The IHR Denounces Campaign Against Japanese Publishing Company
The Institute for Historical Review strongly condemns the arrogant campaign of pressure and intimidation against Japan's Bungei Shunju publishing company, which has capitulated by shutting down its Marco Polo magazine.
Jewish groups including the Simon Wiesenthal Center of Los Angeles, as well as the Israeli government, have denounced a ten-page article about the Holocaust story and Auschwitz in the February 1995 issue of the 200,000-circulation monthly. In this article, Dr. Masanori Nishioka presents credible evidence to show that there were no execution gas chambers in wartime German concentration camps.
Misrepresenting the content of Dr. Nishioka's article, the Wiesenthal Center lashed out at the magazine and its publisher, Bungei Shunju company, by pressuring advertisers to withhold advertising.
We regret that Bungei Shunju company has given in to this outrageous campaign by taking the astonishing step of shutting down Marco Polo magazine altogether. This is a great defeat for the cause of free speech and free inquiry.
The Wiesenthal Center campaign is an arrogant expression of bigotry and intolerance. A comparable campaign in other countries would rightly be regarded as intolerable interference.
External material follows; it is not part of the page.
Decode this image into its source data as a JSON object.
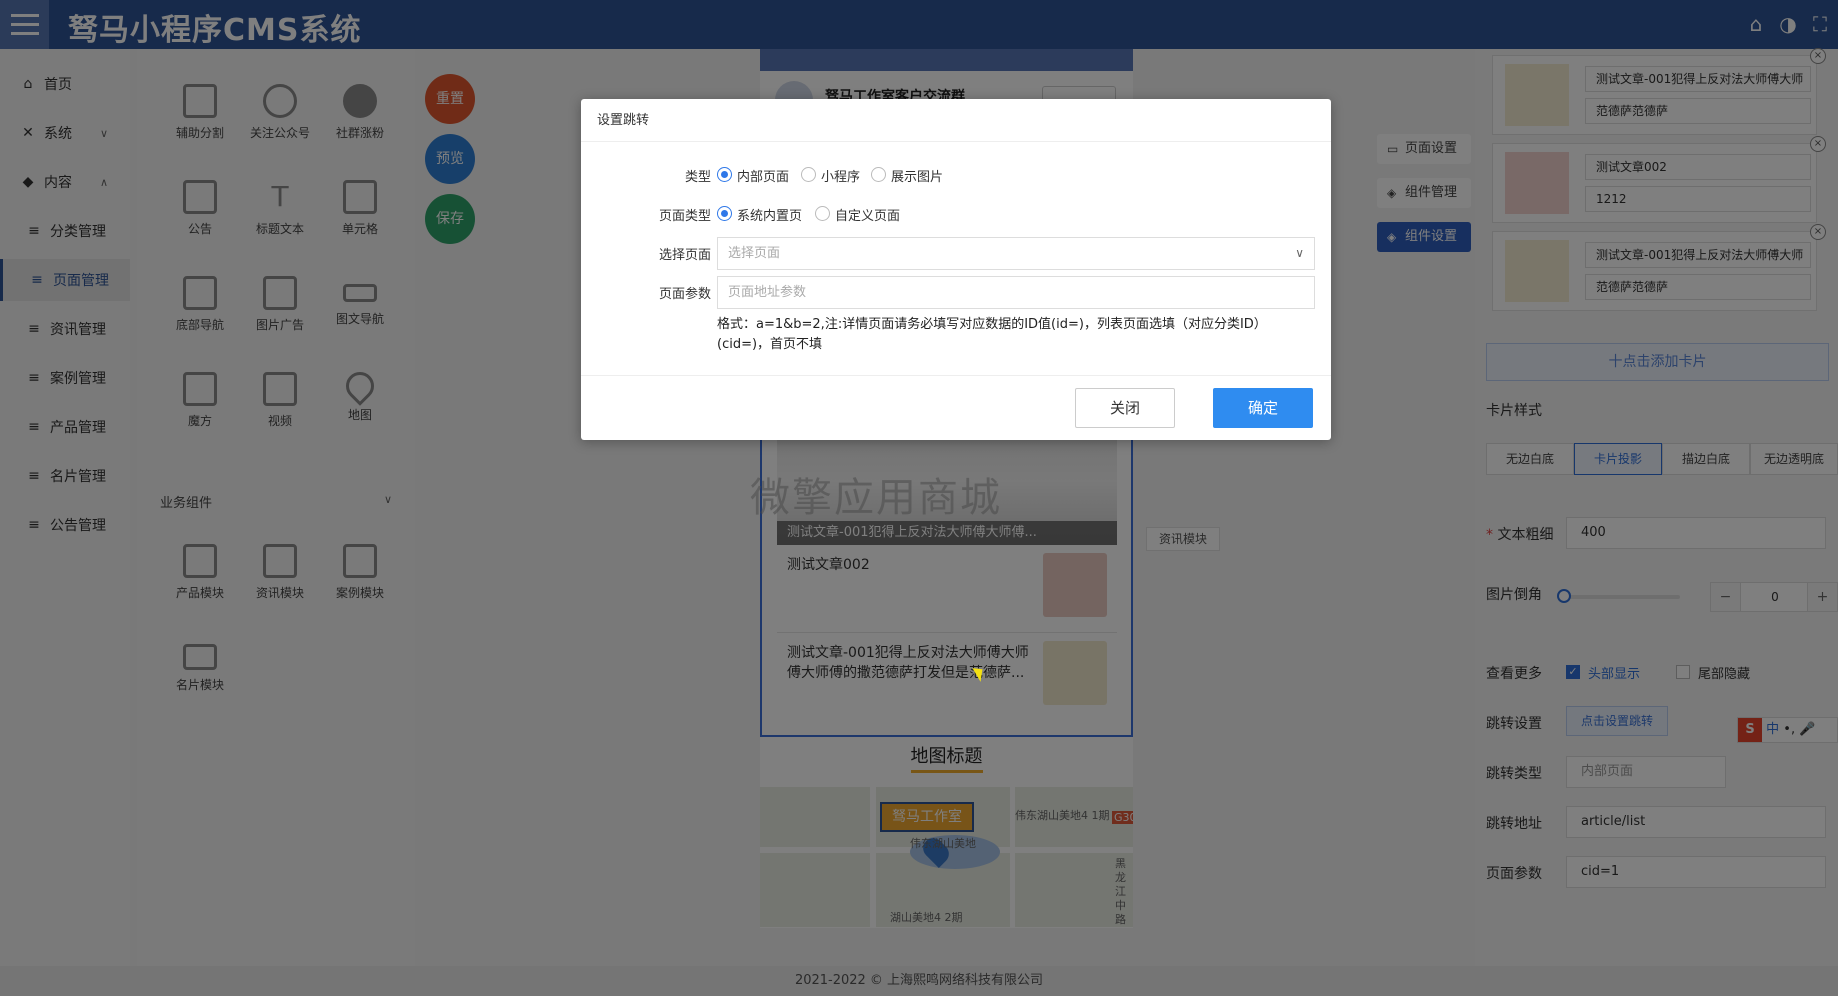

What has happened with Marco Polo magazine shows that groups such as the Wiesenthal Center regard the Holocaust story as a sacred religious dogma. It also shows that open discussion of the Holocaust issue is more needed than ever.
It is a serious mistake to regard the Wiesenthal Center as an impartial source of unbiased information. This wealthy and highly partisan special interest group has a long record of greatly exaggerating anti-Jewish sentiment for its own fund-raising purposes. Even the Anti-Defamation League of B'nai B'rith, a major American Jewish organization, attacked the Wiesenthal Center in December 1984 for its "inaccurate" and "exaggerated claims" about the supposed danger of anti-Semitism in the USA and Europe. (Los Angeles Times, Dec. 12, 1984)
While seeking to deny its adversaries any voice, the Wiesenthal Center embraces murderers who support its agenda. At a major meeting in Los Angeles in 1989, the Center honored Yitzhak Shamir, the former Israeli prime minister who has a well documented record as a terrorist leader during the 1940s of the underground Zionist "Stern Gang." At that meeting, Shamir delivered the keynote speech. (Los Angeles Times, Nov. 21, 1989)
This unprecedented effort to silence a foreign publisher shows the lengths to which groups such as the Wiesenthal Center will go to protect their flawed viewpoint from honest inquiry. In fact, a considerable and mounting body of evidence discredits wartime propaganda claims of mass killings by poison gas in German wartime camps.
Opposing such groups is the Institute for Historical Review, the world's foremost revisionist history research, education and publishing center. Since its founding in 1978, the IHR has steadfastly opposed bigotry of all kinds in its efforts to promote greater public understanding of key chapters of history. Contributors to the IHR's Journal of Historical Review have included respected scholars from around the world.
In stark contrast, this Wiesenthal Center campaign promotes intolerance and bigotry, and underscores the need for even greater openness and freedom, particularly on this taboo issue. The cause of international understanding and world peace is best served by free discussion and open debate of significant historical issues, including the emotion-laden Holocaust story. What is needed is greater objectivity, not more suppression and intimidation.
The campaign against Bungei Shunju company suggests the intrinsic weakness of the gas chamber story. Historical truth does not need intimidation, boycott campaigns or special laws to defend itself.
The IHR is proud of the backing we have earned from people of the most diverse racial and ethnic backgrounds, including Jewish. In spite of smear attacks from the Wiesenthal Center and similar groups, the IHR and the cause it represents continue to gain greater support and acceptance in the United States and many other countries.
From The Journal of Historical Review, March/April 1995 (Vol. 15, No. 2), page 9.